Victims of harassment, victims of discrimination, victims of husbands, victims of men.
Everybody is in on it: the police, the courts, the law-makers and, as we’ve seen here, even the politicians rush to join in.

Should a woman have any manner of altercation with a man, she is instantly labelled ‘victim’ until and unless his innocence is proved — the opposite of the way our trusty system has traditionally and properly worked.

This is rather a clever "feminism is ruining the world" sub-plot. What is the world coming to when we name the perpetrator of male violence as a perpetrator? After all, the DM thinks we should feel "slightly" sorry for Saatchi for painting his character in a bad light.

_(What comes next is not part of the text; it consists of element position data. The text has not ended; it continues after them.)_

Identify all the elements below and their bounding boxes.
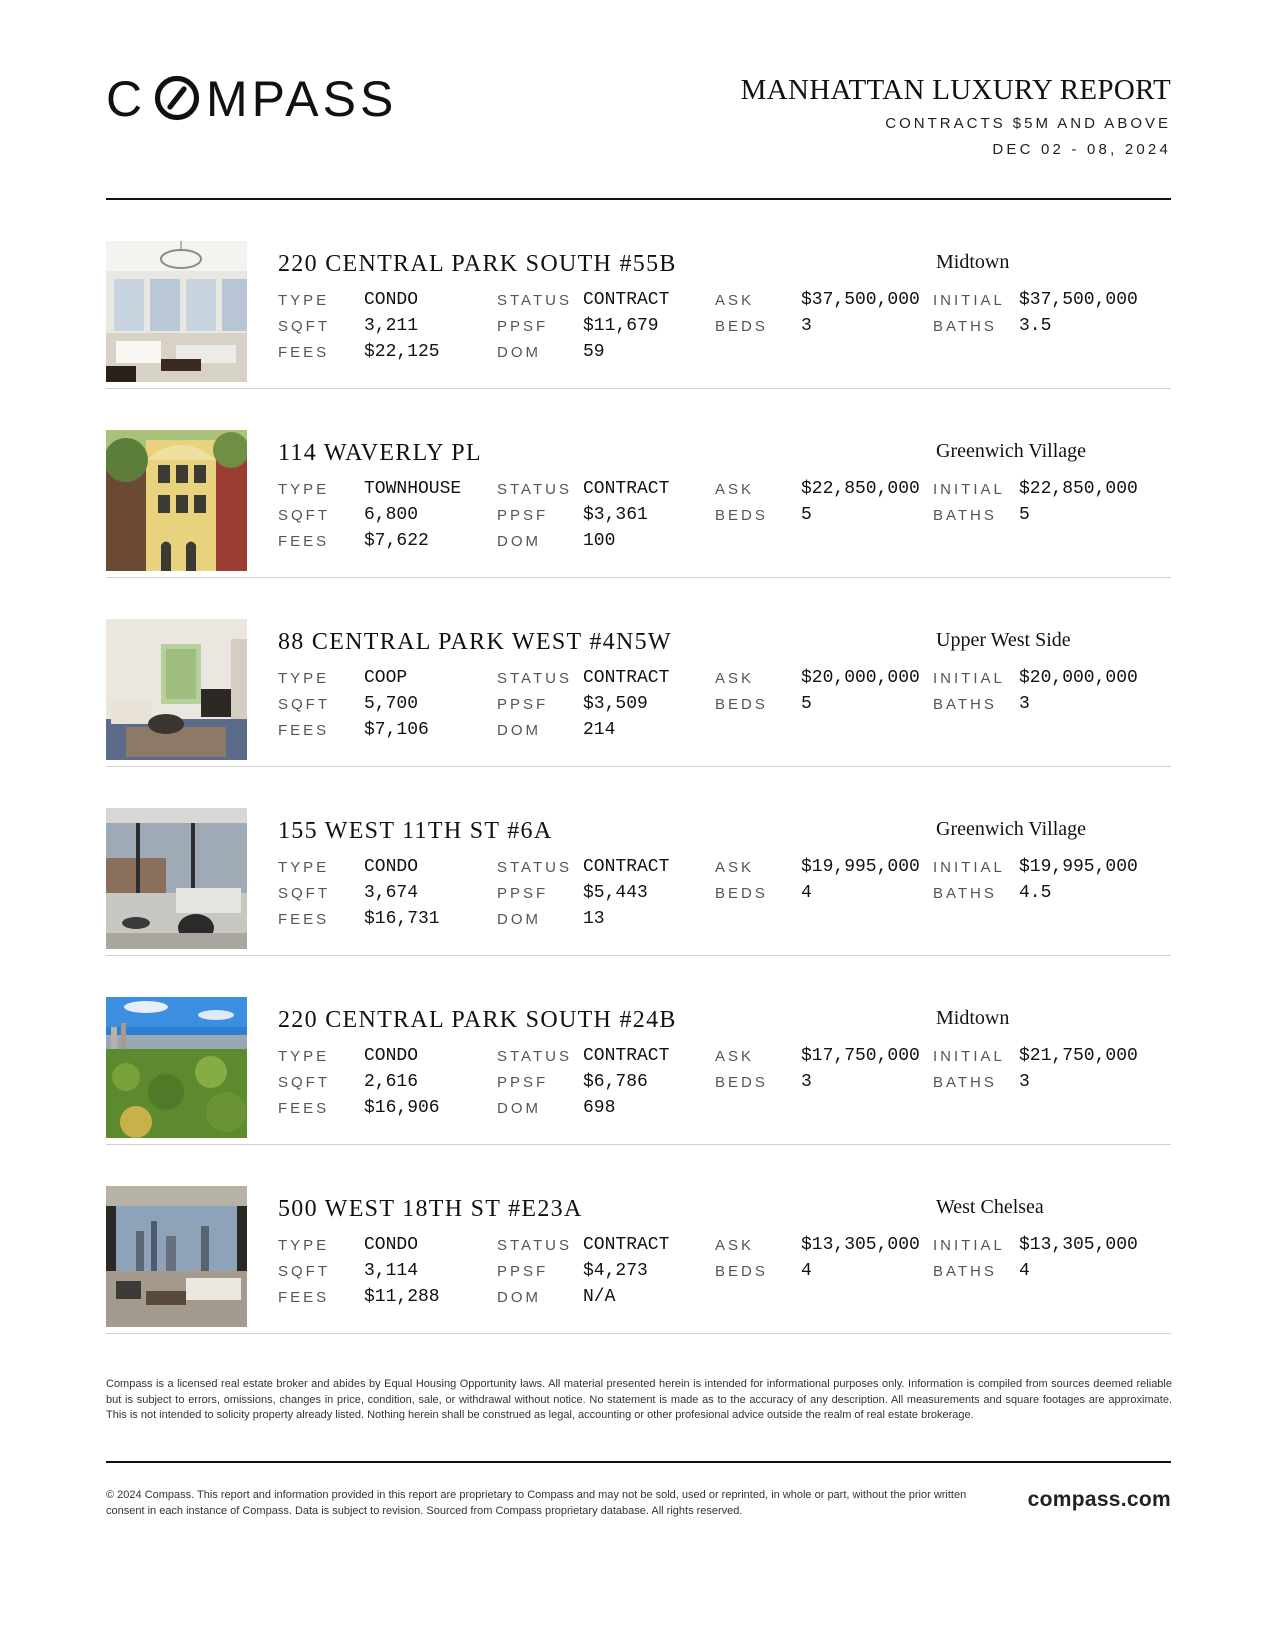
compass-logo: [106, 74, 426, 124]
dom-label: DOM: [497, 722, 541, 739]
fees-value: $7,106: [364, 720, 429, 740]
listing-row[interactable]: [106, 767, 1171, 956]
ask-value: $20,000,000: [801, 668, 920, 688]
type-value: CONDO: [364, 1235, 419, 1255]
dom-label: DOM: [497, 533, 541, 550]
status-value: CONTRACT: [583, 857, 670, 877]
beds-label: BEDS: [715, 696, 768, 713]
listing-row[interactable]: [106, 956, 1171, 1145]
ppsf-value: $4,273: [583, 1261, 648, 1281]
dom-value: 698: [583, 1098, 616, 1118]
central-park-view-photo[interactable]: [106, 997, 247, 1138]
ask-label: ASK: [715, 859, 755, 876]
type-label: TYPE: [278, 1048, 330, 1065]
sqft-label: SQFT: [278, 885, 330, 902]
fees-label: FEES: [278, 911, 330, 928]
status-label: STATUS: [497, 670, 572, 687]
listing-neighborhood: Upper West Side: [936, 629, 1071, 651]
ppsf-value: $5,443: [583, 883, 648, 903]
initial-label: INITIAL: [933, 1048, 1005, 1065]
report-header: [741, 74, 1171, 158]
skyline-living-room-photo[interactable]: [106, 1186, 247, 1327]
listing-row[interactable]: [106, 389, 1171, 578]
fees-value: $7,622: [364, 531, 429, 551]
fees-label: FEES: [278, 1100, 330, 1117]
type-label: TYPE: [278, 292, 330, 309]
beds-value: 5: [801, 694, 812, 714]
listing-address[interactable]: 88 CENTRAL PARK WEST #4N5W: [278, 629, 672, 655]
initial-label: INITIAL: [933, 859, 1005, 876]
listing-neighborhood: Greenwich Village: [936, 440, 1087, 462]
ask-value: $22,850,000: [801, 479, 920, 499]
ask-label: ASK: [715, 481, 755, 498]
listing-row[interactable]: [106, 578, 1171, 767]
type-value: CONDO: [364, 1046, 419, 1066]
status-value: CONTRACT: [583, 668, 670, 688]
initial-value: $21,750,000: [1019, 1046, 1138, 1066]
initial-label: INITIAL: [933, 1237, 1005, 1254]
listing-address[interactable]: 114 WAVERLY PL: [278, 440, 482, 466]
sqft-value: 3,674: [364, 883, 419, 903]
beds-value: 3: [801, 316, 812, 336]
copyright-notice: © 2024 Compass. This report and information provided in this report are proprietary to Compass and may not be sold, used or reprinted, in whole or part, without the prior written consent in each instance of Compass. Data is subject to revision. Sourced from Compass proprietary database. All rights reserved.: [106, 1489, 967, 1517]
status-label: STATUS: [497, 1048, 572, 1065]
townhouse-facade-photo[interactable]: [106, 430, 247, 571]
baths-label: BATHS: [933, 1074, 997, 1091]
fees-label: FEES: [278, 722, 330, 739]
ask-label: ASK: [715, 670, 755, 687]
ppsf-label: PPSF: [497, 318, 549, 335]
listing-divider: [106, 1333, 1171, 1334]
sqft-value: 5,700: [364, 694, 419, 714]
baths-value: 4: [1019, 1261, 1030, 1281]
fees-value: $22,125: [364, 342, 440, 362]
sqft-label: SQFT: [278, 1263, 330, 1280]
sqft-label: SQFT: [278, 507, 330, 524]
ask-value: $19,995,000: [801, 857, 920, 877]
footer-divider: [106, 1461, 1171, 1463]
ppsf-value: $6,786: [583, 1072, 648, 1092]
beds-value: 5: [801, 505, 812, 525]
baths-value: 3: [1019, 694, 1030, 714]
report-date-range: DEC 02 - 08, 2024: [992, 141, 1171, 158]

Poor diddums will have sad face at all the nasty feminists holding him personally accountable for his own actions. I mean, we all know that men can't ever be responsible for their own actions. That would be sacrilege. Or, something.

So, there we have it: men aren't responsible for the violence they perpetrate. Nasty feminists are ruining the world and successful women can't be victims of domestic violence.

God bless the DM for keeping us poor ickle wimmen straight on such complicated issues: putting your hands around your wife's throat in a argument is no biggie and anyone who suggests otherwise is a nasty whiner.